Un’altra infrazione al genere è poi l’uso disinvolto dell’ellisse che Rosenfeld fa nella sua ricostruzione. Si concentra sull’infanzia newyorkese e sul rapporto decisivo con il padre; sottolinea il suo allontanamento dal tango e il suo successivo ritornarvi per reinventarlo dalle radici in seguito all’incontro con la Boulanger a Parigi; indugia sul fallimento professionale del suo secondo soggiorno a New York, che vide però la genesi dell’indimenticabile Adios nonino; si sofferma sul successo finalmente raggiunto in patria con Maria de Buenos Aires e Balada por un loco che inaugurarono il suo tormentato rapporto con Amelita Baltar, mentre glissa sugli anni della consacrazione, sorvolando senza problemi sull’ultimo legame affettivo del compositore con la sua seconda moglie Laura Escalada. Questo avviene, probabilmente, perché a Rosenfeld interessa meno ripercorrere puntualmente il tragitto della vita di Piazzolla, piuttosto che indagare sulla complessa identità di un artista che ha vissuto la contraddizione di essere sempre in opposizione con se stesso, volto costantemente a superarsi, a reinventare la sua musica, anche se poi bastano, come è stato detto a ragione, solo due note per riconoscerlo. Personaggio difficile Piazzolla, di cui Rosenfeld non cerca l’agiografia, facendone emergere il carattere spigoloso, aspro, narcisista, dominato da una passione travolgente per la sua musica che lo porta anche a sacrificare la famiglia, ad entrare in conflitto con la figlia, che gli rimprovera le connivenze con il regime dei colonnelli, e con il figlio di cui non accetta le critiche. Bastano cinque parole di Daniel, lí dove fanno più male: “Stai facendo un passo indietro”, pronunciate al tempo in cui Piazzolla scioglieva il rivoluzionario Octeto Eletronico (era il 1978) per ritornare alla più tradizionale formazione del quintetto, per provocare una frattura decennale fra padre e figlio, a stento ricomposta solo negli ultimi anni della vita del compositore. E infatti, assieme alla voce di Piazzolla, al centro del lavoro di Rosenfeld, ci sono anche i silenzi del figlio, il suo bel volto assorto e malinconico ripreso in contrappunto con il vulcanico affabulare del padre. Silenzi che molto più di tante parole ci parlano di un assenza, che non è solo quella della morte del genitore.
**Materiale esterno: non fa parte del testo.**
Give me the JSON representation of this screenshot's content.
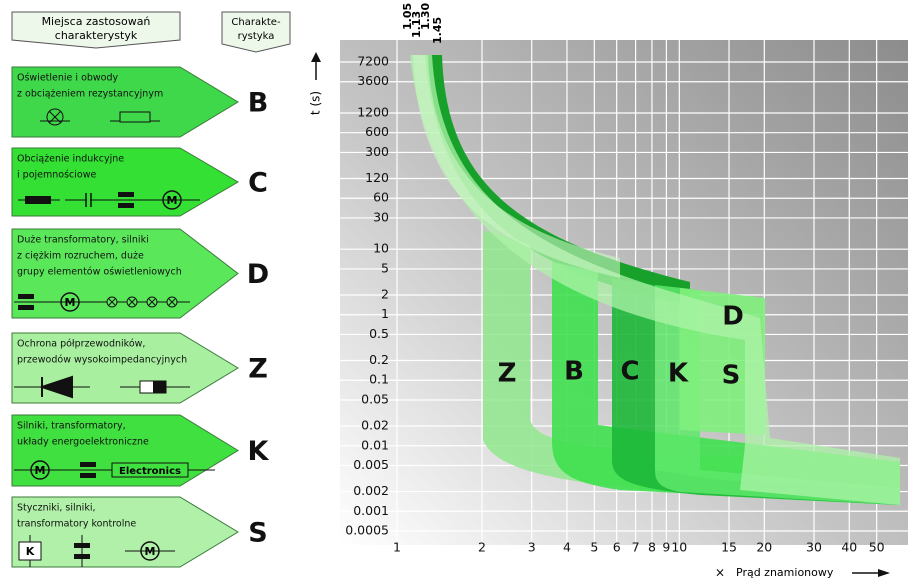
{
  "header": {
    "title_lines": [
      "Miejsca zastosowań",
      "charakterystyk"
    ],
    "characteristic_lines": [
      "Charakte-",
      "rystyka"
    ]
  },
  "rows": [
    {
      "lines": [
        "Oświetlenie i obwody",
        "z obciążeniem rezystancyjnym"
      ],
      "letter": "B"
    },
    {
      "lines": [
        "Obciążenie indukcyjne",
        "i pojemnościowe"
      ],
      "letter": "C",
      "symbol_labels": [
        "M"
      ]
    },
    {
      "lines": [
        "Duże transformatory, silniki",
        "z ciężkim rozruchem, duże",
        "grupy elementów oświetleniowych"
      ],
      "letter": "D",
      "symbol_labels": [
        "M"
      ]
    },
    {
      "lines": [
        "Ochrona półprzewodników,",
        "przewodów wysokoimpedancyjnych"
      ],
      "letter": "Z"
    },
    {
      "lines": [
        "Silniki, transformatory,",
        "układy energoelektroniczne"
      ],
      "letter": "K",
      "symbol_labels": [
        "M",
        "Electronics"
      ]
    },
    {
      "lines": [
        "Styczniki, silniki,",
        "transformatory kontrolne"
      ],
      "letter": "S",
      "symbol_labels": [
        "K",
        "M"
      ]
    }
  ],
  "axis": {
    "y_label": "t (s)",
    "x_label": "Prąd znamionowy",
    "x_prefix": "×",
    "log": true,
    "ylim": [
      0.0005,
      7200
    ],
    "xlim": [
      1,
      60
    ],
    "yticks": [
      7200,
      3600,
      1200,
      600,
      300,
      120,
      60,
      30,
      10,
      5,
      2,
      1,
      0.5,
      0.2,
      0.1,
      0.05,
      0.02,
      0.01,
      0.005,
      0.002,
      0.001,
      0.0005
    ],
    "xticks": [
      1,
      2,
      3,
      4,
      5,
      6,
      7,
      8,
      9,
      10,
      15,
      20,
      30,
      40,
      50
    ]
  },
  "top_labels": [
    "1.05",
    "1.13",
    "1.30",
    "1.45"
  ],
  "zone_labels": [
    "Z",
    "B",
    "C",
    "K",
    "S",
    "D"
  ]
}
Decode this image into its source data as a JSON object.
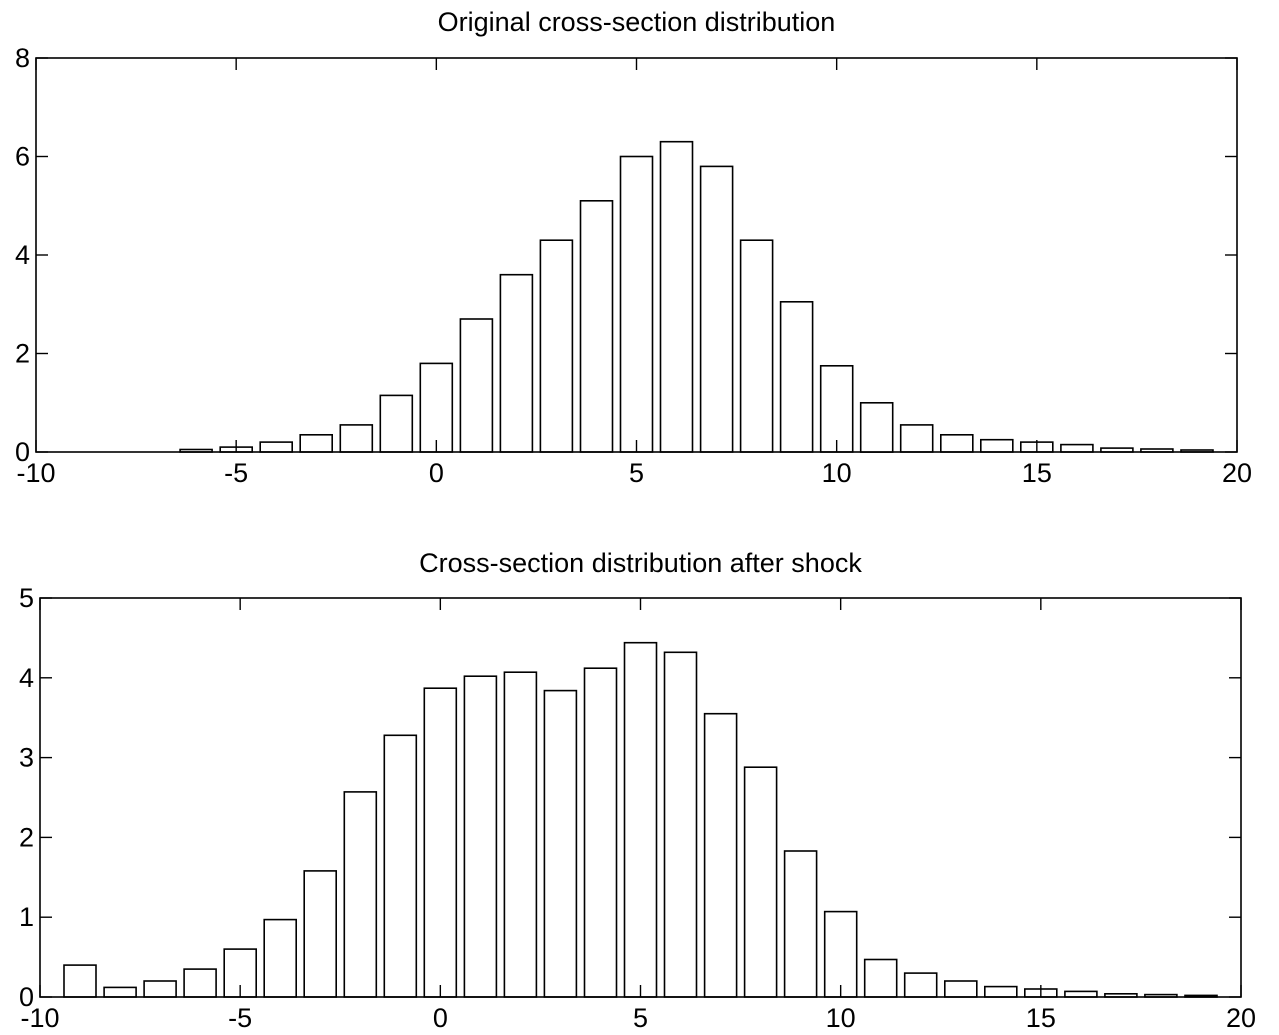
{
  "chart_data": [
    {
      "type": "bar",
      "title": "Original cross-section distribution",
      "xlim": [
        -10,
        20
      ],
      "ylim": [
        0,
        8
      ],
      "xticks": [
        -10,
        -5,
        0,
        5,
        10,
        15,
        20
      ],
      "yticks": [
        0,
        2,
        4,
        6,
        8
      ],
      "xtick_labels": [
        "-10",
        "-5",
        "0",
        "5",
        "10",
        "15",
        "20"
      ],
      "ytick_labels": [
        "0",
        "2",
        "4",
        "6",
        "8"
      ],
      "x": [
        -6,
        -5,
        -4,
        -3,
        -2,
        -1,
        0,
        1,
        2,
        3,
        4,
        5,
        6,
        7,
        8,
        9,
        10,
        11,
        12,
        13,
        14,
        15,
        16,
        17,
        18,
        19
      ],
      "values": [
        0.05,
        0.1,
        0.2,
        0.35,
        0.55,
        1.15,
        1.8,
        2.7,
        3.6,
        4.3,
        5.1,
        6.0,
        6.3,
        5.8,
        4.3,
        3.05,
        1.75,
        1.0,
        0.55,
        0.35,
        0.25,
        0.2,
        0.15,
        0.08,
        0.06,
        0.04
      ]
    },
    {
      "type": "bar",
      "title": "Cross-section distribution after shock",
      "xlim": [
        -10,
        20
      ],
      "ylim": [
        0,
        5
      ],
      "xticks": [
        -10,
        -5,
        0,
        5,
        10,
        15,
        20
      ],
      "yticks": [
        0,
        1,
        2,
        3,
        4,
        5
      ],
      "xtick_labels": [
        "-10",
        "-5",
        "0",
        "5",
        "10",
        "15",
        "20"
      ],
      "ytick_labels": [
        "0",
        "1",
        "2",
        "3",
        "4",
        "5"
      ],
      "x": [
        -9,
        -8,
        -7,
        -6,
        -5,
        -4,
        -3,
        -2,
        -1,
        0,
        1,
        2,
        3,
        4,
        5,
        6,
        7,
        8,
        9,
        10,
        11,
        12,
        13,
        14,
        15,
        16,
        17,
        18,
        19
      ],
      "values": [
        0.4,
        0.12,
        0.2,
        0.35,
        0.6,
        0.97,
        1.58,
        2.57,
        3.28,
        3.87,
        4.02,
        4.07,
        3.84,
        4.12,
        4.44,
        4.32,
        3.55,
        2.88,
        1.83,
        1.07,
        0.47,
        0.3,
        0.2,
        0.13,
        0.1,
        0.07,
        0.04,
        0.03,
        0.02
      ]
    }
  ]
}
Il titolo, Los años del tiburòn, è spiegato da un inciso di Piazzolla all’inizio del film quando il musicista argentino, appassionato pescatore, paragona la pesca allo squalo alla sua relazione con la musica: si tratta dello stesso rapporto agonico che richiede forza, vigore, ma anche pazienza e coraggio. Non può non venire in mente, però, anche l’assonanza con il bellissimo brano che Piazzolla suonò in una celeberrima registrazione con Gerry Mulligan, di cui, non a caso, una clip è ripresa nel film di Rosenfeld: Años de soledad. Il prezzo di questa potenza creativa, di questa necessità di tagliare i ponti e reinventarsi sempre di nuovo è stata forse proprio ciò che, a sentire il figlio Daniel, Piazzolla temeva di più: la solitudine. L’incomprensione per la sua musica innovativa, l’attrito con i figli, la sofferta perdita di Amelita, il suo grande amore. La solitudine, l’unica cosa, ricorda Daniel in una intervista rilasciata a pochi anni dalla morte del padre, contro cui Astor non riusciva a lottare.